They Grow Up So Fast: Getting Your Child Ready for University

College Success

As your child prepares for their journey into higher education, you may feel anxious about their college success. This is a pivotal moment in their life, as they transition from adolescence to adulthood, and it’s natural to feel concerned about their ability to navigate this uncharted territory. In the academic landscape, they will face numerous challenges and opportunities that will shape their future. It’s essential to equip them with the resilience and determination they’ll need to rise to the challenge and succeed in college. College success requires adaptability and a willingness to overcome obstacles, so helping your child develop a growth mindset can be beneficial. With the right mindset and tools, your child can thrive in college and set themselves up for a successful future.

Moreover, it’s a series of tests that not everybody passes: According to Forbes, less than half of all college students graduate on time, and even out of those, only around 60% graduate at all. Especially considering the amount of effort and capital you have to expend to get your student in the door, this failure to graduate can cripple college students’ finances for a long time, repaying student loans for decades that they never truly got full benefits from. 

As such, you must take whatever measures to prepare your student for this new challenge.

Is College Worth It?

Given the above statistics, your student may wonder if college is worth their time or investment. However, with the wage disparity between college dropouts and bachelors’ degree holders being about 75%, a college education might still be one of the best ways to set your child up for future success.

If your child is uncertain about pursuing higher education, there are several approaches you can take to encourage them to give it a chance. Engage them in a conversation about their career aspirations and discuss how a university program could help them achieve their goals. It’s crucial to ensure they feel self-motivated rather than coerced or directionless, as students who lack a clear sense of purpose are more prone to dropping out. By helping them identify their passions and potential career paths, you can inspire them to take ownership of their education and make informed decisions about their future.

However, once your student is motivated, how can you prepare them for success and give them the tools they need to strike out on their own for the first time? Read on to find out.

Help Them Research Degree Programs

If you spend thousands of dollars to jumpstart your child’s future, you might as well spend it on programs with a solid reputation. Before your child submits applications to any college or university programs, research top-of-the-line options with them, helping direct their efforts towards programs that will justify their investment in the long run. 

Of course, if your child would rather do it themselves, allow them to: that’s the kind of drive you want to see out of them, the kind of drive that shows that they will be self-motivated when they do get into a program. 

Will Selling Everything and Moving Away Can ever Be Good for You

Equip Them With Necessary Assets

As your child will likely be on their own for the first time, they’ll likely need all the help you can give them to start their new life. Some assets that they may need your help to purchase are as follows:

  • Dorm room and apartment furniture.

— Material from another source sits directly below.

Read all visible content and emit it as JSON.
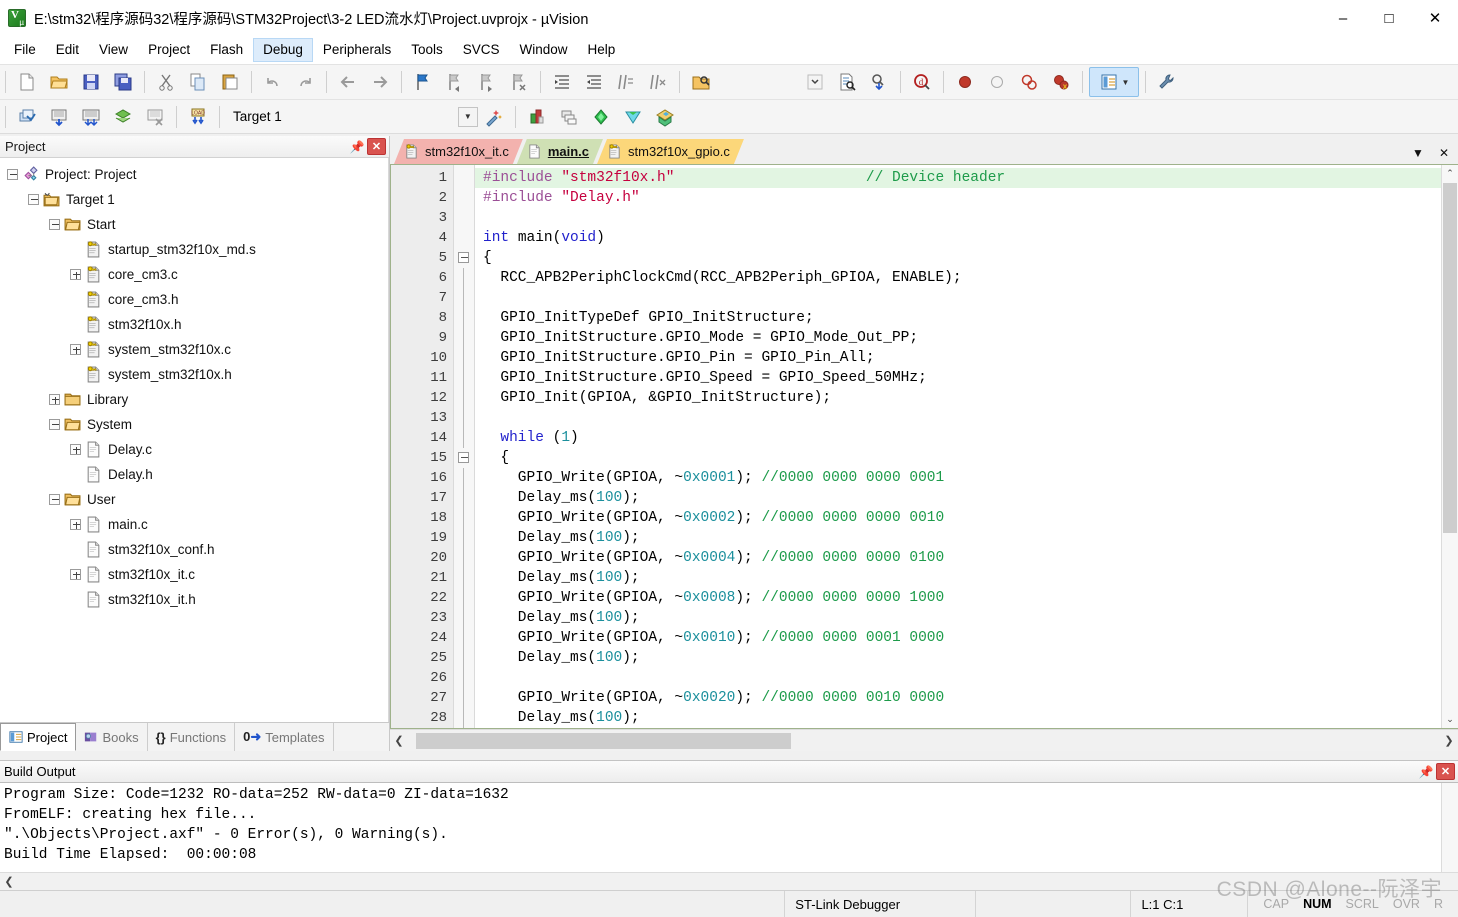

Whether your child will be staying in a dorm their first year or more expansive living spaces, they’re going to need it to be adequately furnished: and it’s doubtful that the part-time job they’re currently working will be able to cover it. You may want to invest in items like:
    • Foldable chairs.
    • Couches.
    • A desk or similar workspace.
    • A TV and TV stand. 
  • Silverware, Dishes, and Appliances. This applies especially if your student is moving into an apartment or a dorm with a kitchen. Giving them the ability to cook their own food will allow them to save money, spend less on fast food, and avoid a dining hall plan altogether. 
  • Textbooks. Enough said. You remember the price of textbooks. While your student should be prepared to pay for their own books after the first semester, you can certainly help them with their first-round if you wish. 

Catching Your Child When They Fall: Safety Nets

Also, look at things like their current car insurance policy: does it include coverage that will cover your student in various situations or additional features like roadside assistance that your student may need to take advantage of? If not, you may want to shop for a new quote, comparing options offered by different providers to give your student the best coverage you possibly can. They’ll be away from you in a foreign environment, and you’ll rest easier knowing that they have a solid safety net to fall back on in emergencies. 

Teach Them Financial Independence

While you can play a significant role in preparing your child for college life, it’s crucial to teach them that they cannot depend on you to cater to all their needs indefinitely. To this end, encourage your child to secure a part-time job, preferably after they settle in college, to help them get accustomed to their new academic environment. Additionally, urge them to take on the responsibility of paying for their constant expenses, such as car insurance, phone bills, and other regular expenses they may have previously covered.

This will instill a sense of accountability and prepare them for the realities of independent living. As a parent, you can offer guidance and support throughout their college journey, and they should know that you’re just a phone call away whenever they need you.

Following these guidelines can equip your child with the tools to succeed in college and beyond.